В это время у меня гостил художник В. А. Серов и Ф. И. Шаляпин, который обожал разговоры с Василием.
Чтó разговаривали они, понять было невозможно. Только взяли мы этот гвоздь, на который вешал Василий картуз, вынули из стены, а Серов написал красками гвоздь на том же месте, и даже тень от гвоздя. Гвоздь вышел как живой.
Позвали Василия. Он расторопно вошел, картуз на гвоздь повесил. Картуз упал. Подняв быстро, он опять повесил картуз. А он опять упал.
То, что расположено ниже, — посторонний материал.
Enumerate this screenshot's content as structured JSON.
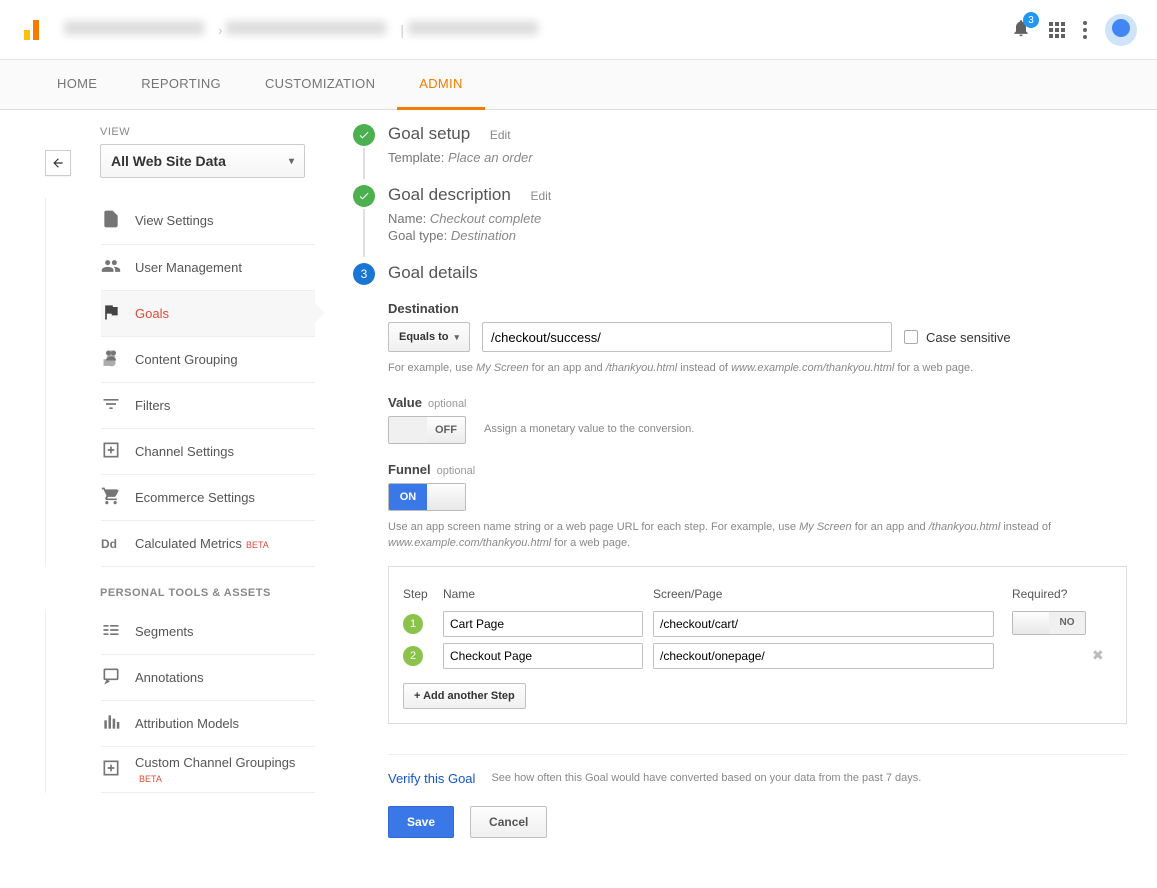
{
  "header": {
    "notification_count": "3"
  },
  "tabs": [
    "HOME",
    "REPORTING",
    "CUSTOMIZATION",
    "ADMIN"
  ],
  "sidebar": {
    "view_label": "VIEW",
    "view_value": "All Web Site Data",
    "items": [
      {
        "label": "View Settings"
      },
      {
        "label": "User Management"
      },
      {
        "label": "Goals"
      },
      {
        "label": "Content Grouping"
      },
      {
        "label": "Filters"
      },
      {
        "label": "Channel Settings"
      },
      {
        "label": "Ecommerce Settings"
      },
      {
        "label": "Calculated Metrics",
        "beta": "BETA"
      }
    ],
    "section2_label": "PERSONAL TOOLS & ASSETS",
    "section2_items": [
      {
        "label": "Segments"
      },
      {
        "label": "Annotations"
      },
      {
        "label": "Attribution Models"
      },
      {
        "label": "Custom Channel Groupings",
        "beta": "BETA"
      }
    ]
  },
  "steps": {
    "setup": {
      "title": "Goal setup",
      "edit": "Edit",
      "template_label": "Template:",
      "template_value": "Place an order"
    },
    "description": {
      "title": "Goal description",
      "edit": "Edit",
      "name_label": "Name:",
      "name_value": "Checkout complete",
      "type_label": "Goal type:",
      "type_value": "Destination"
    },
    "details": {
      "number": "3",
      "title": "Goal details"
    }
  },
  "destination": {
    "label": "Destination",
    "match_type": "Equals to",
    "value": "/checkout/success/",
    "case_sensitive_label": "Case sensitive",
    "hint_pre": "For example, use ",
    "hint_i1": "My Screen",
    "hint_mid1": " for an app and ",
    "hint_i2": "/thankyou.html",
    "hint_mid2": " instead of ",
    "hint_i3": "www.example.com/thankyou.html",
    "hint_post": " for a web page."
  },
  "value": {
    "label": "Value",
    "optional": "optional",
    "toggle": "OFF",
    "hint": "Assign a monetary value to the conversion."
  },
  "funnel": {
    "label": "Funnel",
    "optional": "optional",
    "toggle": "ON",
    "hint_pre": "Use an app screen name string or a web page URL for each step. For example, use ",
    "hint_i1": "My Screen",
    "hint_mid1": " for an app and ",
    "hint_i2": "/thankyou.html",
    "hint_mid2": " instead of ",
    "hint_i3": "www.example.com/thankyou.html",
    "hint_post": " for a web page.",
    "col_step": "Step",
    "col_name": "Name",
    "col_page": "Screen/Page",
    "col_required": "Required?",
    "steps": [
      {
        "n": "1",
        "name": "Cart Page",
        "page": "/checkout/cart/",
        "required": "NO"
      },
      {
        "n": "2",
        "name": "Checkout Page",
        "page": "/checkout/onepage/"
      }
    ],
    "add_btn": "+ Add another Step"
  },
  "verify": {
    "link": "Verify this Goal",
    "hint": "See how often this Goal would have converted based on your data from the past 7 days."
  },
  "buttons": {
    "save": "Save",
    "cancel": "Cancel"
  }
}
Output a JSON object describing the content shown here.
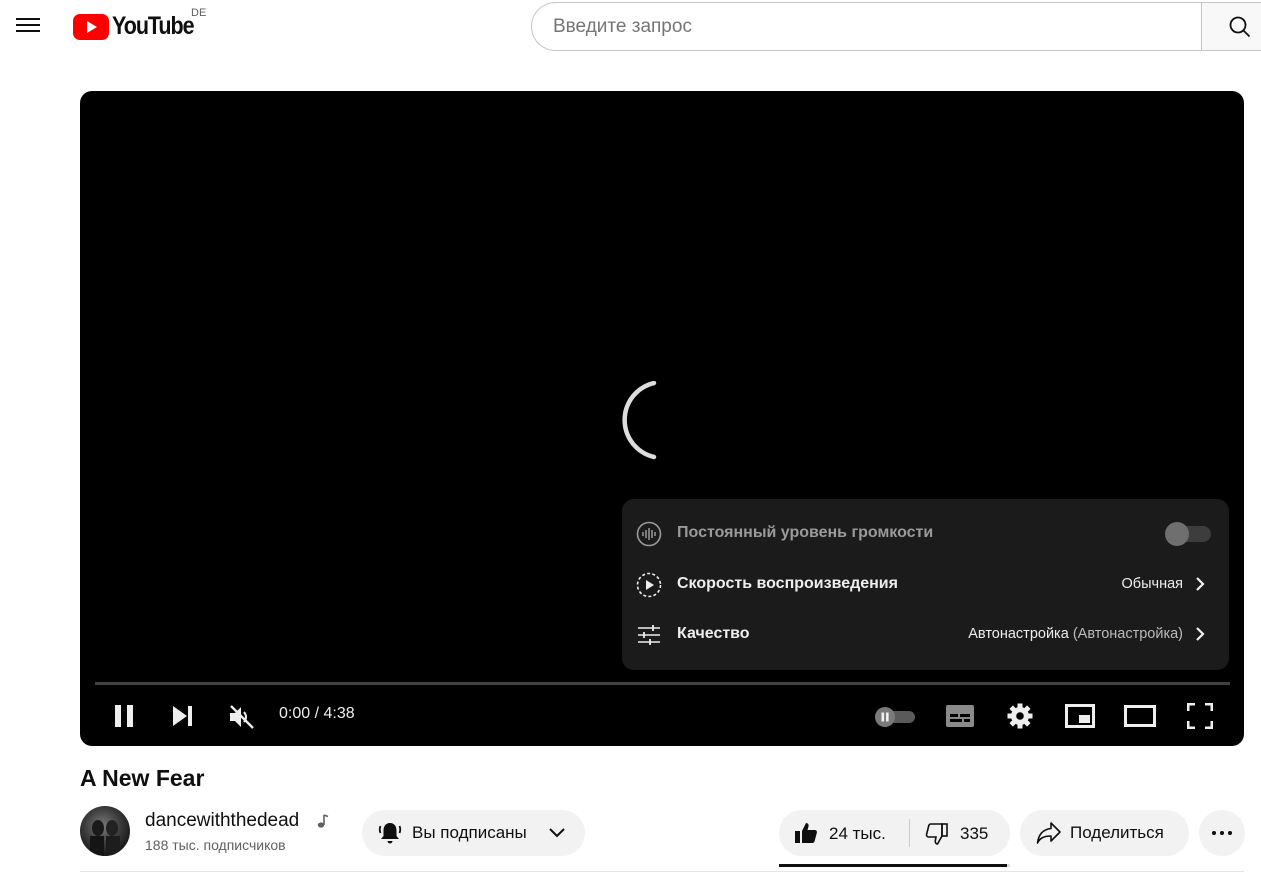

Тогда Василий долго и пристально посмотрел на гвоздь и ушел молча.
Потом я слышал, Василий говорит: «Вот все так у их. Нету в голове серьеза никакого, а жалованье большое получают. Вот что».
* * *
Василий Белов был в 1900 году со мной в Париже при устройстве большой выставки[415].
Понравилось ему, что в Париже зельтерская вода задаром, пей, сколько хочешь. И лавочники, когда придешь покупать, по-ихнему говорят — «мое почтение».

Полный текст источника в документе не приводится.